Eisenstein, Pudovkin and Alexandrov wish for “[ideas] contained in a film”(372) to be “[sped]Â…throughout the whole globe” rather than to “be imprisoned within national markets”(372).  According to Eisenstein, Pudovkin and Alexandrov, montage in the 1920s Soviet sense of juxtaposition is “the indisputable axiom upon which world cinema culture rests”(370).  It is not the mere use of image fragments that makes film so powerful, but rather the very juxtaposition of these fragments.  Fragments, either obviously related or apparently unrelated, only find their true intensity when placed alongside other fragments.  Film itself holds great force, great power, and great opportunities.  With the addition of sound, Eisenstein, Pudovkin and Alexandrov warn the reader of their Statement, cinema will have only increasing opportunities.  These opportunities, though, will force once again a question of purpose.  Can and will sound be used toward improvements in cinema, or will soundÂ’s provided opportunities be used for the “wrong purposes”(370)?

The three acknowledge that due to the technical capabilities available to them in the USSR, they will not be able to apply their ideas and beliefs on sound any time soon.  Thus, it is to those with the power to realize the “cherished dreams of a sound cinema”(370) that this statement is addressed.  After asserting their claim to “first [revealing] and [asserting]”(370) concepts of montage, Eisenstein, Pudovkin and Alexandrov pass their conception on along with an attempt at guidelines for the integration of sound into visual montage.

Sound will have the capability to either hurt or benefit Eisenstein, Pudovkin and Alexandrov’s conception of the “international nature of cinema”(371).  While they predict that sound will first be used in a natural manner, following exactly with viewed motions on screen, it is only once audiences grow particularly accustomed to sound that this natural manner will come to be destructive.  Montage, as they explain, relies on juxtaposition;  once fragments become embellished and drawn out with sound, it will be the independent fragments rather than their juxtapositions with one another that will propel films.  Fragments accompanied by sound will have an inertia all their own, causing montage, which is to provide inertia through its juxtaposition, to suffer. 

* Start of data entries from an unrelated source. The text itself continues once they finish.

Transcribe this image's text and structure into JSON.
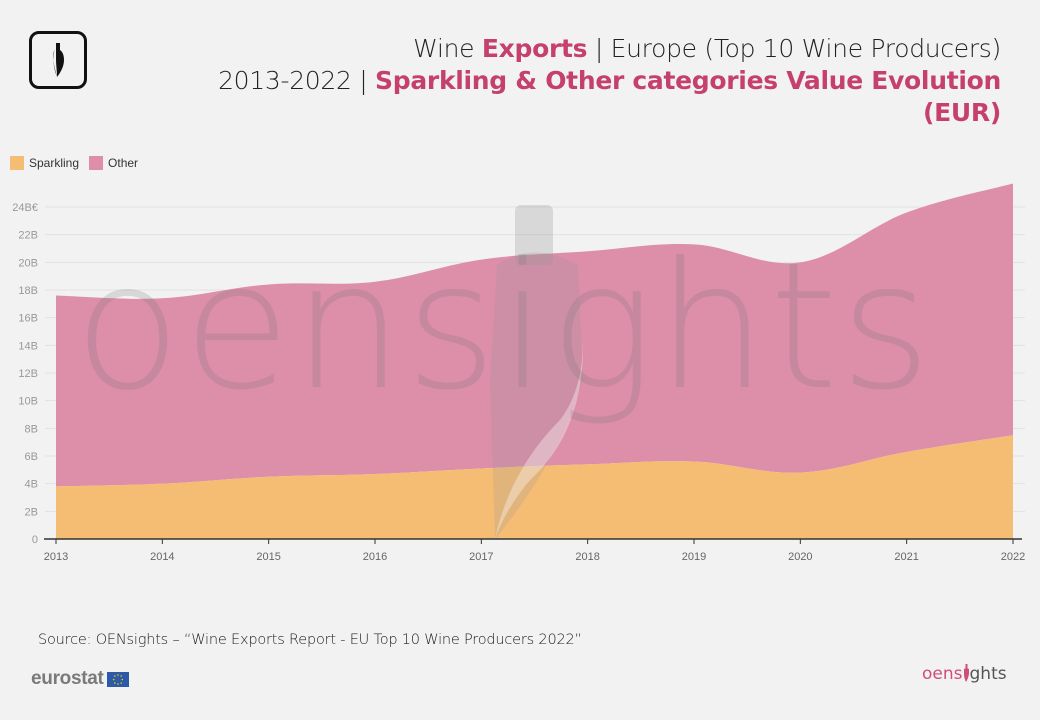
{
  "header": {
    "title_line1_prefix": "Wine ",
    "title_line1_highlight": "Exports",
    "title_line1_suffix": " | Europe (Top 10 Wine Producers)",
    "title_line2_prefix": "2013-2022 | ",
    "title_line2_highlight": "Sparkling & Other categories Value Evolution",
    "title_line3_highlight": "(EUR)"
  },
  "legend": {
    "items": [
      {
        "label": "Sparkling",
        "color": "#f5bd74"
      },
      {
        "label": "Other",
        "color": "#dd8ea9"
      }
    ]
  },
  "footer": {
    "source": "Source: OENsights – “Wine Exports Report - EU Top 10 Wine Producers 2022”",
    "eurostat_label": "eurostat",
    "brand_part1": "oens",
    "brand_part2": "ghts"
  },
  "watermark": "oensights",
  "colors": {
    "accent": "#c5406d",
    "sparkling": "#f5bd74",
    "other": "#dd8ea9",
    "background": "#f2f2f2"
  },
  "chart_data": {
    "type": "area",
    "stacked": true,
    "title": "Wine Exports | Europe (Top 10 Wine Producers) 2013-2022 | Sparkling & Other categories Value Evolution (EUR)",
    "xlabel": "",
    "ylabel": "",
    "x": [
      "2013",
      "2014",
      "2015",
      "2016",
      "2017",
      "2018",
      "2019",
      "2020",
      "2021",
      "2022"
    ],
    "series": [
      {
        "name": "Sparkling",
        "values": [
          3.8,
          4.0,
          4.5,
          4.7,
          5.1,
          5.4,
          5.6,
          4.8,
          6.3,
          7.5
        ]
      },
      {
        "name": "Other",
        "values": [
          13.8,
          13.4,
          13.9,
          13.9,
          15.1,
          15.4,
          15.7,
          15.2,
          17.3,
          18.2
        ]
      }
    ],
    "units": "Billion EUR",
    "ylim": [
      0,
      24
    ],
    "yticks": [
      "0",
      "2B",
      "4B",
      "6B",
      "8B",
      "10B",
      "12B",
      "14B",
      "16B",
      "18B",
      "20B",
      "22B",
      "24B€"
    ],
    "grid": true,
    "legend_position": "top-left"
  }
}
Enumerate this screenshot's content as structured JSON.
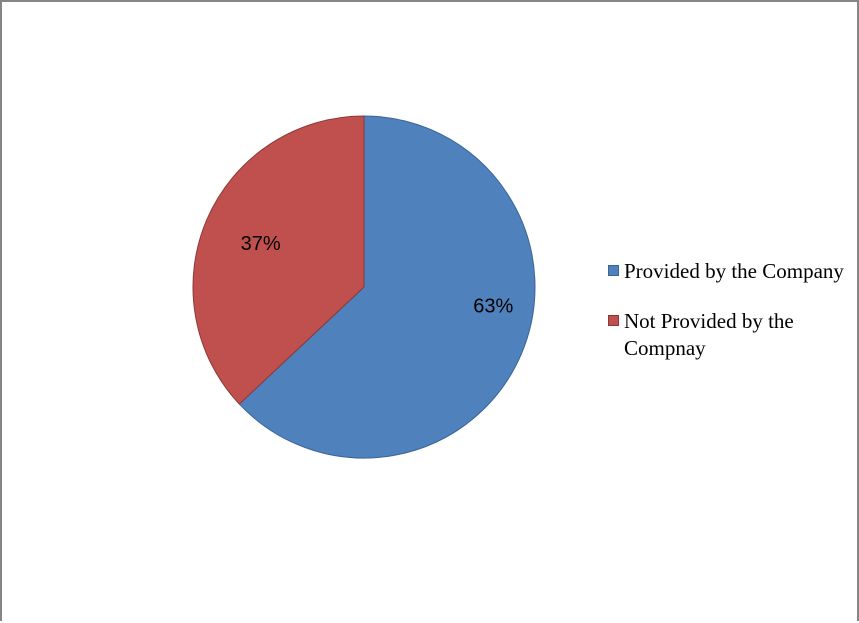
{
  "chart_data": {
    "type": "pie",
    "title": "",
    "categories": [
      "Provided by the Company",
      "Not Provided by the Compnay"
    ],
    "values": [
      63,
      37
    ],
    "data_labels": [
      "63%",
      "37%"
    ],
    "colors": [
      "#4f81bd",
      "#c0504d"
    ],
    "border_colors": [
      "#3a6496",
      "#8c3836"
    ],
    "legend_position": "right"
  }
}
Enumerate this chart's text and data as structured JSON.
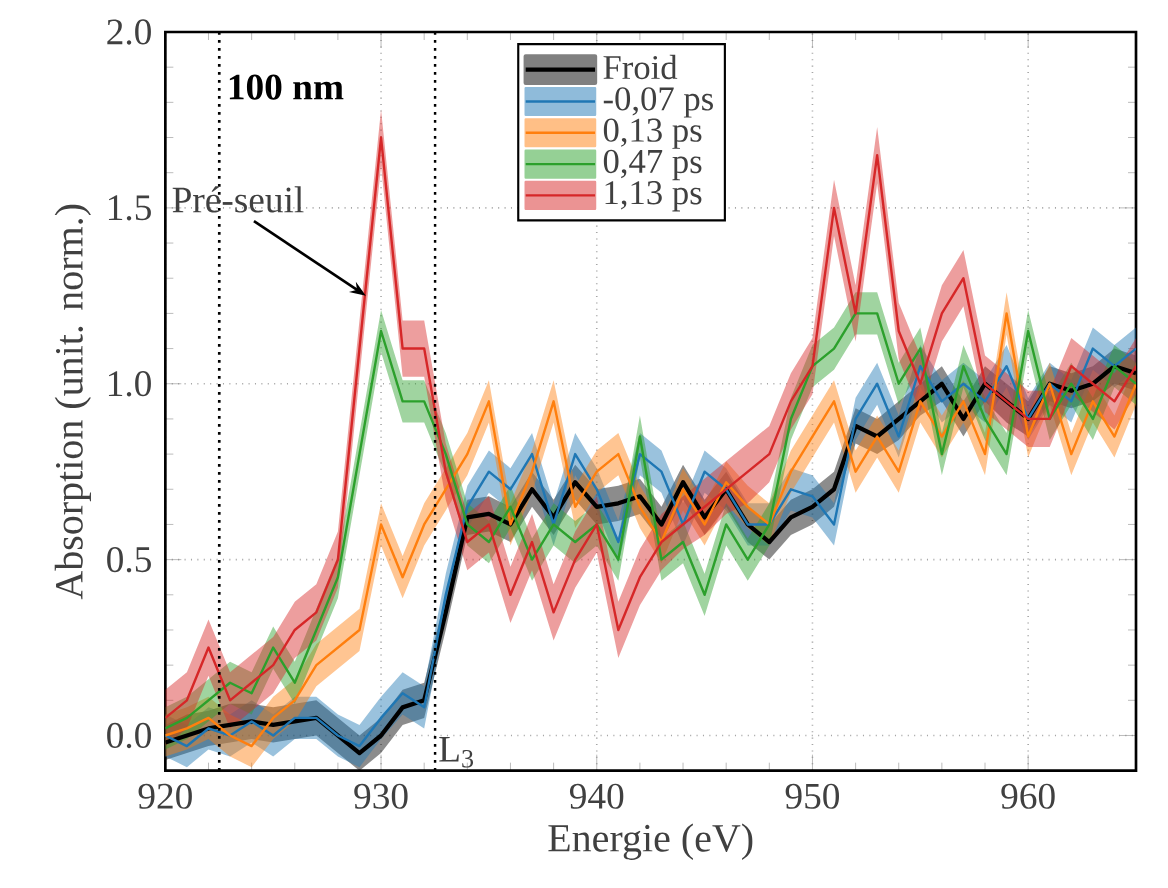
{
  "chart_data": {
    "type": "line",
    "xlabel": "Energie (eV)",
    "ylabel": "Absorption (unit. norm.)",
    "xlim": [
      920,
      965
    ],
    "ylim": [
      -0.1,
      2.0
    ],
    "xticks": [
      920,
      930,
      940,
      950,
      960
    ],
    "yticks": [
      {
        "value": 0,
        "label": "0.0"
      },
      {
        "value": 0.5,
        "label": "0.5"
      },
      {
        "value": 1,
        "label": "1.0"
      },
      {
        "value": 1.5,
        "label": "1.5"
      },
      {
        "value": 2,
        "label": "2.0"
      }
    ],
    "grid": true,
    "legend": "top",
    "marker": "none",
    "line_style": "solid",
    "x": [
      920,
      921,
      922,
      923,
      924,
      925,
      926,
      927,
      928,
      929,
      930,
      931,
      932,
      933,
      934,
      935,
      936,
      937,
      938,
      939,
      940,
      941,
      942,
      943,
      944,
      945,
      946,
      947,
      948,
      949,
      950,
      951,
      952,
      953,
      954,
      955,
      956,
      957,
      958,
      959,
      960,
      961,
      962,
      963,
      964,
      965
    ],
    "series": [
      {
        "name": "Froid",
        "color": "#000000",
        "values": [
          -0.02,
          0.0,
          0.02,
          0.03,
          0.04,
          0.03,
          0.04,
          0.05,
          0.0,
          -0.05,
          0.0,
          0.08,
          0.1,
          0.35,
          0.62,
          0.63,
          0.6,
          0.7,
          0.62,
          0.72,
          0.65,
          0.66,
          0.68,
          0.6,
          0.72,
          0.62,
          0.7,
          0.6,
          0.55,
          0.62,
          0.65,
          0.7,
          0.88,
          0.85,
          0.9,
          0.95,
          1.0,
          0.9,
          1.0,
          0.95,
          0.9,
          1.0,
          0.98,
          1.0,
          1.05,
          1.03
        ],
        "lower": [
          -0.07,
          -0.05,
          -0.03,
          -0.02,
          -0.01,
          -0.02,
          -0.01,
          0.0,
          -0.05,
          -0.1,
          -0.05,
          0.03,
          0.05,
          0.3,
          0.57,
          0.58,
          0.55,
          0.65,
          0.57,
          0.67,
          0.6,
          0.61,
          0.63,
          0.55,
          0.67,
          0.57,
          0.65,
          0.55,
          0.5,
          0.57,
          0.6,
          0.65,
          0.83,
          0.8,
          0.84,
          0.91,
          0.95,
          0.85,
          0.95,
          0.89,
          0.85,
          0.95,
          0.93,
          0.95,
          1.0,
          0.98
        ],
        "upper": [
          0.03,
          0.06,
          0.07,
          0.09,
          0.09,
          0.08,
          0.09,
          0.1,
          0.05,
          0.0,
          0.05,
          0.13,
          0.15,
          0.4,
          0.67,
          0.68,
          0.65,
          0.75,
          0.67,
          0.77,
          0.7,
          0.71,
          0.73,
          0.65,
          0.77,
          0.67,
          0.75,
          0.65,
          0.6,
          0.67,
          0.7,
          0.75,
          0.93,
          0.9,
          0.95,
          1.0,
          1.05,
          0.95,
          1.05,
          1.0,
          0.95,
          1.05,
          1.03,
          1.05,
          1.1,
          1.08
        ]
      },
      {
        "name": "-0,07 ps",
        "color": "#1f77b4",
        "values": [
          0.0,
          -0.03,
          0.02,
          0.0,
          0.04,
          0.0,
          0.05,
          0.05,
          0.0,
          -0.03,
          0.05,
          0.12,
          0.08,
          0.4,
          0.65,
          0.75,
          0.7,
          0.8,
          0.6,
          0.8,
          0.7,
          0.55,
          0.8,
          0.75,
          0.6,
          0.75,
          0.7,
          0.6,
          0.6,
          0.7,
          0.68,
          0.6,
          0.9,
          1.0,
          0.85,
          1.05,
          0.95,
          1.0,
          0.95,
          1.05,
          0.9,
          1.0,
          0.95,
          1.1,
          1.05,
          1.1
        ],
        "lower": [
          -0.06,
          -0.09,
          -0.04,
          -0.06,
          -0.02,
          -0.06,
          -0.01,
          -0.01,
          -0.06,
          -0.09,
          -0.01,
          0.06,
          0.02,
          0.34,
          0.59,
          0.69,
          0.64,
          0.74,
          0.54,
          0.74,
          0.64,
          0.49,
          0.74,
          0.69,
          0.54,
          0.69,
          0.64,
          0.54,
          0.54,
          0.64,
          0.62,
          0.54,
          0.84,
          0.94,
          0.79,
          0.99,
          0.89,
          0.94,
          0.89,
          0.99,
          0.84,
          0.94,
          0.89,
          1.04,
          0.99,
          1.04
        ],
        "upper": [
          0.06,
          0.03,
          0.08,
          0.06,
          0.1,
          0.06,
          0.11,
          0.11,
          0.06,
          0.03,
          0.11,
          0.18,
          0.14,
          0.46,
          0.71,
          0.81,
          0.76,
          0.86,
          0.66,
          0.86,
          0.76,
          0.61,
          0.86,
          0.81,
          0.66,
          0.81,
          0.76,
          0.66,
          0.66,
          0.76,
          0.74,
          0.66,
          0.96,
          1.06,
          0.91,
          1.11,
          1.01,
          1.06,
          1.01,
          1.11,
          0.96,
          1.06,
          1.01,
          1.16,
          1.11,
          1.16
        ]
      },
      {
        "name": "0,13 ps",
        "color": "#ff7f0e",
        "values": [
          0.0,
          0.02,
          0.05,
          0.0,
          -0.03,
          0.05,
          0.1,
          0.2,
          0.25,
          0.3,
          0.6,
          0.45,
          0.6,
          0.7,
          0.8,
          0.95,
          0.6,
          0.75,
          0.95,
          0.65,
          0.75,
          0.8,
          0.65,
          0.55,
          0.7,
          0.6,
          0.72,
          0.65,
          0.6,
          0.75,
          0.85,
          0.95,
          0.75,
          0.85,
          0.75,
          0.95,
          0.85,
          0.95,
          0.8,
          1.2,
          0.85,
          1.0,
          0.8,
          0.95,
          0.85,
          1.0
        ],
        "lower": [
          -0.06,
          -0.04,
          -0.01,
          -0.06,
          -0.09,
          -0.01,
          0.04,
          0.14,
          0.19,
          0.24,
          0.54,
          0.39,
          0.54,
          0.64,
          0.74,
          0.89,
          0.54,
          0.69,
          0.89,
          0.59,
          0.69,
          0.74,
          0.59,
          0.49,
          0.64,
          0.54,
          0.66,
          0.59,
          0.54,
          0.69,
          0.79,
          0.89,
          0.69,
          0.79,
          0.69,
          0.89,
          0.79,
          0.89,
          0.74,
          1.14,
          0.79,
          0.94,
          0.74,
          0.89,
          0.79,
          0.94
        ],
        "upper": [
          0.06,
          0.08,
          0.11,
          0.06,
          0.03,
          0.11,
          0.16,
          0.26,
          0.31,
          0.36,
          0.66,
          0.51,
          0.66,
          0.76,
          0.86,
          1.01,
          0.66,
          0.81,
          1.01,
          0.71,
          0.81,
          0.86,
          0.71,
          0.61,
          0.76,
          0.66,
          0.78,
          0.71,
          0.66,
          0.81,
          0.91,
          1.01,
          0.81,
          0.91,
          0.81,
          1.01,
          0.91,
          1.01,
          0.86,
          1.26,
          0.91,
          1.06,
          0.86,
          1.01,
          0.91,
          1.06
        ]
      },
      {
        "name": "0,47 ps",
        "color": "#2ca02c",
        "values": [
          0.02,
          0.05,
          0.1,
          0.15,
          0.12,
          0.25,
          0.15,
          0.3,
          0.45,
          0.8,
          1.15,
          0.95,
          0.95,
          0.8,
          0.6,
          0.55,
          0.65,
          0.5,
          0.6,
          0.55,
          0.6,
          0.5,
          0.85,
          0.5,
          0.55,
          0.4,
          0.6,
          0.5,
          0.6,
          0.9,
          1.05,
          1.1,
          1.2,
          1.2,
          1.0,
          1.1,
          0.8,
          1.05,
          0.9,
          0.8,
          1.15,
          0.9,
          1.0,
          0.9,
          1.05,
          1.0
        ],
        "lower": [
          -0.04,
          -0.01,
          0.04,
          0.09,
          0.06,
          0.19,
          0.09,
          0.24,
          0.39,
          0.74,
          1.09,
          0.89,
          0.89,
          0.74,
          0.54,
          0.49,
          0.59,
          0.44,
          0.54,
          0.49,
          0.54,
          0.44,
          0.79,
          0.44,
          0.49,
          0.34,
          0.54,
          0.44,
          0.54,
          0.84,
          0.99,
          1.04,
          1.14,
          1.14,
          0.94,
          1.04,
          0.74,
          0.99,
          0.84,
          0.74,
          1.09,
          0.84,
          0.94,
          0.84,
          0.99,
          0.94
        ],
        "upper": [
          0.08,
          0.11,
          0.16,
          0.21,
          0.18,
          0.31,
          0.21,
          0.36,
          0.51,
          0.86,
          1.21,
          1.01,
          1.01,
          0.86,
          0.66,
          0.61,
          0.71,
          0.56,
          0.66,
          0.61,
          0.66,
          0.56,
          0.91,
          0.56,
          0.61,
          0.46,
          0.66,
          0.56,
          0.66,
          0.96,
          1.11,
          1.16,
          1.26,
          1.26,
          1.06,
          1.16,
          0.86,
          1.11,
          0.96,
          0.86,
          1.21,
          0.96,
          1.06,
          0.96,
          1.11,
          1.06
        ]
      },
      {
        "name": "1,13 ps",
        "color": "#d62728",
        "values": [
          0.05,
          0.1,
          0.25,
          0.1,
          0.15,
          0.2,
          0.3,
          0.35,
          0.5,
          1.1,
          1.7,
          1.1,
          1.1,
          0.75,
          0.55,
          0.6,
          0.4,
          0.55,
          0.35,
          0.5,
          0.6,
          0.3,
          0.45,
          0.55,
          0.6,
          0.65,
          0.7,
          0.75,
          0.8,
          0.95,
          1.05,
          1.5,
          1.2,
          1.65,
          1.15,
          1.0,
          1.2,
          1.3,
          1.0,
          0.95,
          0.9,
          0.9,
          1.05,
          1.0,
          0.95,
          1.05
        ],
        "lower": [
          -0.03,
          0.02,
          0.17,
          0.02,
          0.07,
          0.12,
          0.22,
          0.27,
          0.42,
          1.02,
          1.62,
          1.02,
          1.02,
          0.67,
          0.47,
          0.52,
          0.32,
          0.47,
          0.27,
          0.42,
          0.52,
          0.22,
          0.37,
          0.47,
          0.53,
          0.57,
          0.63,
          0.66,
          0.72,
          0.87,
          0.97,
          1.42,
          1.12,
          1.57,
          1.07,
          0.92,
          1.12,
          1.22,
          0.92,
          0.87,
          0.82,
          0.82,
          0.97,
          0.92,
          0.87,
          0.97
        ],
        "upper": [
          0.13,
          0.18,
          0.33,
          0.18,
          0.23,
          0.28,
          0.38,
          0.43,
          0.58,
          1.18,
          1.78,
          1.18,
          1.18,
          0.83,
          0.63,
          0.68,
          0.48,
          0.63,
          0.43,
          0.58,
          0.68,
          0.38,
          0.53,
          0.63,
          0.68,
          0.73,
          0.78,
          0.83,
          0.88,
          1.03,
          1.13,
          1.58,
          1.28,
          1.73,
          1.23,
          1.08,
          1.28,
          1.38,
          1.08,
          1.03,
          0.98,
          0.98,
          1.13,
          1.08,
          1.03,
          1.13
        ]
      }
    ],
    "ref_lines": [
      {
        "axis": "x",
        "value": 922.5,
        "line_style": "dotted"
      },
      {
        "axis": "x",
        "value": 932.5,
        "label": "L$_{3}$",
        "line_style": "dotted"
      }
    ],
    "annotations": [
      "100 nm",
      {
        "text": "Pré-seuil",
        "x": 929.3,
        "y": 1.25
      }
    ]
  }
}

For sound to be effective for “cinema’s cultural avant-garde”(371), it must be seen as another part of montage.  Sound must become a tool of juxtaposition.  Through “sharp discord with the visual images”, the “contrapuntal method”(371), sound will elevate film to new levels, adding yet another layer to the possibilities of montage for challenging its audience’s perceptions.  Sound for Eisenstein, Pudovkin, and Alexandrov can either lull us to imaginative sleepiness or awaken our minds.  How is sound used to link or juxtapose images in M and the other films we have discussed this semester?  Does sound strike discords or resonances with the images we see?  How does it affect the juxtaposition of images?  How does sound alter the ways that we as audience perceive and conceptualize images and then put them to use once our viewing has finished?